A + $${ A }’$$ = $$\begin{bmatrix} 2 & 6 \\ 7 & 8 \end{bmatrix}$$ + $$\begin{bmatrix} 2 & 7 \\ 6 & 8 \end{bmatrix}$$

= $$\begin{bmatrix} 4 & 13 \\ 13 & 16 \end{bmatrix}$$

$${ \left ( A + { A }’ \right ) }’$$ = $$\begin{bmatrix} 4 & 13 \\ 13 & 16 \end{bmatrix}$$ = A + $${ A }’$$

Hence, (A + $${ A }’$$ ) is a symmetric matrix.

Q-8: If M and N are the symmetric matrices with having same order, then MN – NM will be a

(a) Symmetric matrix

(b) Skew symmetric matrix.

(c) Identity matrix

(d) Zero matrix

Solution:

As per the data given in the question, M and N are two symmetric matrices.

Thus, we have

$${ A }’ = A$$ and $${ B }’ = B$$ ……..(i)

Let us consider,

$${ \left( MN – NM \right ) }’ = { \left ( MN \right ) }’ – { \left ( NM \right ) }’ \;\;\;\;\;\;\;\; \left [ {\left ( M – N \right )}’ = { M }’ – { N }’ \right ]$$

= $${ N }'{ M }’ – { M }'{ N }’ \;\;\;\;\;\;\;\; \left [ {\left ( MN \right )}’ = { N }'{ M }’ \right ]$$

= $$BA – MN \;\;\;\;\;\;\;\;\;\; \left [ by \; (i) \right ]$$

= – (MN – NM)

Thus, (MN – NM )’ = – (MN – NM)

Hence, (MN – NM) is a skew- symmetric matrix.

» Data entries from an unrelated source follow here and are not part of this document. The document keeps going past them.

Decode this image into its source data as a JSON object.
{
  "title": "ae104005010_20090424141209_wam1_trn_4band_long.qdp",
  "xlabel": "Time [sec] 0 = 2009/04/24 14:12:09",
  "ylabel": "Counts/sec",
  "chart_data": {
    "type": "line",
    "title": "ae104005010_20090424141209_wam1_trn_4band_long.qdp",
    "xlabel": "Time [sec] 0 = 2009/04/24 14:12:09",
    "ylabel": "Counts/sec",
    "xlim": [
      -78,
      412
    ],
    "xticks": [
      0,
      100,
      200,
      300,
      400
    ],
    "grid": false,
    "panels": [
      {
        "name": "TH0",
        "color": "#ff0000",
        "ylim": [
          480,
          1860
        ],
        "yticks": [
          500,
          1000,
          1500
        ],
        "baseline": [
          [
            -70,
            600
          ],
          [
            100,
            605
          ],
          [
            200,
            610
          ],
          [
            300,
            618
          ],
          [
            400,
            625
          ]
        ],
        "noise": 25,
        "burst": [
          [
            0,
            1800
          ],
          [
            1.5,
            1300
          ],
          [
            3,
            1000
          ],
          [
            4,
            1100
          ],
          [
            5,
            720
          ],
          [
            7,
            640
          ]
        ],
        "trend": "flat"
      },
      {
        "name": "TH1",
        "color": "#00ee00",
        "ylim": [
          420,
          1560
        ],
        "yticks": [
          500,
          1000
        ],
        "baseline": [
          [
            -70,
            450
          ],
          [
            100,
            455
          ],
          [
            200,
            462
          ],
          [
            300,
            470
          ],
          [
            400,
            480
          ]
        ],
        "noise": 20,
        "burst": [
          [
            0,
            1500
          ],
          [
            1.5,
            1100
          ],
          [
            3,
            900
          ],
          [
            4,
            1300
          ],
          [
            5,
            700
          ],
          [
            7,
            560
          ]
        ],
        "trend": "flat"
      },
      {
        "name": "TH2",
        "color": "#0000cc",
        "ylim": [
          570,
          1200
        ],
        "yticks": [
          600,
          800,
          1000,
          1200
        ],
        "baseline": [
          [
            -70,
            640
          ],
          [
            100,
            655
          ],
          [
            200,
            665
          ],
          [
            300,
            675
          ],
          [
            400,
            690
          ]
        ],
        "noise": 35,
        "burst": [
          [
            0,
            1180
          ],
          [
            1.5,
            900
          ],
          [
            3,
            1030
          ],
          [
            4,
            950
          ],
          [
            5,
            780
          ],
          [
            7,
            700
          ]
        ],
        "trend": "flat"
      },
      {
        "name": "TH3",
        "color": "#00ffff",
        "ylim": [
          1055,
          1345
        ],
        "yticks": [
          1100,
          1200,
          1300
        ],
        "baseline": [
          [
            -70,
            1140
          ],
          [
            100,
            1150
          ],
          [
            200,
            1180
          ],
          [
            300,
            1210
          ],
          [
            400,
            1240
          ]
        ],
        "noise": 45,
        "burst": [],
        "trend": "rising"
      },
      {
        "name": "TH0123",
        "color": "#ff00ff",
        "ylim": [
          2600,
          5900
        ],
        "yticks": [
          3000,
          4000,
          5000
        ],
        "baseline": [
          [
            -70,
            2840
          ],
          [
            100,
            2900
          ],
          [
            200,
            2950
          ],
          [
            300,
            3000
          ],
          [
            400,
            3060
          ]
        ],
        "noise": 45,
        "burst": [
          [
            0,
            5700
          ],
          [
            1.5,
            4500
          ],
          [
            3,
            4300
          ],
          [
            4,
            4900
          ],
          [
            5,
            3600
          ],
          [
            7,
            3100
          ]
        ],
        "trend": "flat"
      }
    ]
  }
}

Therefore, the correct answer is (b).

Q-9: Consider M = $$\begin{bmatrix} cos \beta & – sin \beta \\ sin \beta & cos \beta \end{bmatrix}$$.

Then M + M’ = I, if β is:

(a) $$\frac{ \pi }{ 3 }$$

(b) $$\frac{ \pi }{ 6 }$$

(c) $$\frac{ 3 \pi }{ 2 }$$

(d) $$\frac{ \pi }{ 2 }$$

Solution:

M = $$\begin{bmatrix} cos \beta & -sin \beta \\ sin \beta & cos \beta \end{bmatrix}$$

M’ = $$\begin{bmatrix} cos \beta & sin \beta \\ -sin \beta & cos \beta \end{bmatrix}$$

M + M’ = I

⟹ $$\begin{bmatrix} cos \beta & -sin \beta \\ sin \beta & cos \beta \end{bmatrix}$$ + $$\begin{bmatrix} cos \beta & sin \beta \\ -sin \beta & cos \beta \end{bmatrix}$$ = $$\begin{bmatrix} 1 & 0 \\ 0 & 1 \end{bmatrix}$$

⟹ $$\begin{bmatrix} 2 cos \beta & 0 \\ 0 & 2 cos \beta \end{bmatrix}$$ = $$\begin{bmatrix} 1 & 0 \\ 0 & 1 \end{bmatrix}$$

Thus,

$$2 cos \beta = 1$$

⟹ cos β = $$\frac{ 1 }{ 2 }$$

⟹ cos β = $$cos \frac{ \pi }{ 3 }$$

β = $$\frac{ \pi }{ 3 }$$

Therefore, (a) is the correct answer.